Le chef religieux chiite Nimr Baqer al-Nimr, exécuté samedi en Arabie
saoudite, était un défenseur charismatique de la minorité chiite et un
critique virulent de la dynastie sunnite au pouvoir. Il avait mené en
2011, en plein Printemps arabe, le mouvement de contestation dans l'est
de l'Arabie saoudite, où se concentre la minorité chiite qui se plaint
d'être marginalisée dans ce pays majoritairement sunnite. Le cheikh de
56 ans à la longue barbe grise avait fait des études de théologie en
Iran.
Considéré comme un "instigateur de l'insurrection", il a été arrêté le 8
juillet 2012 et blessé à la jambe en opposant "une résistance aux
forces de sécurité". Son arrestation avait déclenché des affrontements
avec la police dans les villages chiites de l'est du royaume, riche en
pétrole.
Sa condamnation à mort pour "terrorisme", "sédition", "désobéissance au
souverain" et "port d'armes" a été annoncée le 15 octobre 2014 par un
tribunal de Riyad. Dans un entretien téléphonique avec l'Agence
France-Presse, son frère Mohammed al-Nimr l'avait décrit comme "un homme
religieux, humble, qui menait une vie simple qui le rendait attractif
auprès des jeunes". Il a affirmé que son exécution "provoquera(it) la
colère des jeunes" chiites en Arabie saoudite, appelant toutefois à des
"manifestations pacifiques".
Détenu à plusieurs reprises
Selon lui, après le retour de son frère d'Iran en 1994, Nimr était
devenu un "faqih", juriste théologien de l'islam, et jouissait d'une
"position spéciale et distinguée" auprès des chiites en Arabie saoudite.
C'est dans la mosquée Imam Hussein à Awamiya, son village natal, qu'il
tenait ses prêches du vendredi, très politiquement engagés, a-t-il
poursuivi. C'est également dans ce village chiite du royaume que les
attaques et manifestations contre la police sont courantes.
Il a par ailleurs été un court instant détenu à plusieurs reprises entre
2003 et 2008 pour avoir réclamé la remise en liberté d'activistes,
davantage de droits pour la communauté chiite, dont le droit des
enseignants à exercer dans les écoles, selon son site officiel
www.sknemer.com qui est géré par sa famille. Mais c'est en 2009 qu'il a
commencé à énerver sérieusement les autorités en appelant à une
sécession de l'est de l'Arabie saoudite, une région majoritairement
chiite, et de sa fusion avec le royaume proche de Bahreïn.

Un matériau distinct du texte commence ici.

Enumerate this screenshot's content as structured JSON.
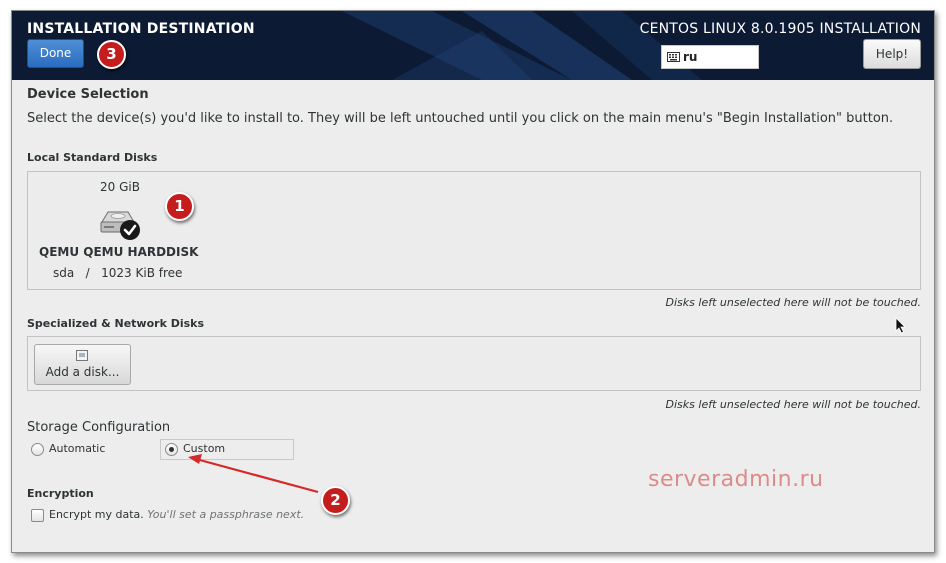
{
  "header": {
    "screen_title": "INSTALLATION DESTINATION",
    "product_title": "CENTOS LINUX 8.0.1905 INSTALLATION",
    "done_label": "Done",
    "keyboard_layout": "ru",
    "help_label": "Help!"
  },
  "device_selection": {
    "heading": "Device Selection",
    "instructions": "Select the device(s) you'd like to install to.  They will be left untouched until you click on the main menu's \"Begin Installation\" button."
  },
  "local_disks": {
    "heading": "Local Standard Disks",
    "disks": [
      {
        "size": "20 GiB",
        "name": "QEMU QEMU HARDDISK",
        "info": "sda   /   1023 KiB free",
        "selected": true
      }
    ],
    "note": "Disks left unselected here will not be touched."
  },
  "specialized_disks": {
    "heading": "Specialized & Network Disks",
    "add_label": "Add a disk...",
    "note": "Disks left unselected here will not be touched."
  },
  "storage": {
    "heading": "Storage Configuration",
    "options": [
      {
        "label": "Automatic",
        "selected": false
      },
      {
        "label": "Custom",
        "selected": true
      }
    ]
  },
  "encryption": {
    "heading": "Encryption",
    "checkbox_label": "Encrypt my data.",
    "hint": "You'll set a passphrase next.",
    "checked": false
  },
  "annotations": {
    "markers": [
      "1",
      "2",
      "3"
    ],
    "watermark": "serveradmin.ru",
    "marker_color": "#c51d1d"
  },
  "colors": {
    "header_bg": "#0c1a33",
    "done_button": "#3a7bd5"
  }
}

"Une vengeance personnelle"
Dans un discours en novembre 2011, à la suite de la mort de quatre
chiites dans la province orientale, le cheikh Nimr avait appelé à "la
remise en liberté de tous les détenus au cours de manifestations et de
tous les prisonniers de conscience, sunnites et chiites". Au cours des
funérailles d'un des manifestants de l'époque, il avait assuré : "Nous
sommes déterminés à réclamer nos droits légitimes par des moyens
pacifiques."
Mais, en 2012, une vidéo circulant sur les réseaux sociaux montre Nimr
se réjouissant de la mort du ministre de l'Intérieur de l'époque, le
prince héritier Nayef. "Que les vers le mangent", disait-il, critiquant
également les dynasties sunnites régnantes en Arabie saoudite et au
Bahreïn où les autorités ont écrasé en 2011, avec l'aide des troupes
saoudiennes, un mouvement de protestation animé par la majorité chiite.
Père de quatre enfants
Le fils de Nayef, Mohammad ben Nayef, est devenu prince héritier l'an
dernier. "Il est regrettable que le verdict (de sa mise à mort) prenne
davantage des allures de vengeance personnelle" plutôt qu'elle ne soit
basée sur une preuve criminelle, a affirmé à l'Agence France-Presse le
frère du leader chiite exécuté. Nimr "a prononcé des mots qui peuvent
être durs, mais il était le porte-parole d'une opinion. Il aurait pu
être tenu politiquement responsable", mais pas exécuté, a ajouté le
frère.
L'épouse de Nimr étant décédée d'un cancer en 2012, il laisse orphelins
un garçon et trois filles. Ses enfants font leurs études aux États-Unis,
à l'exception de sa plus jeune fille qui vit en Arabie saoudite. Son
neveu, Ali al-Nimr, dont l'arrestation alors qu'il était mineur avait
suscité de vives critiques des défenseurs des droits de l'homme dans le
monde, est actuellement emprisonné et condamné à mort.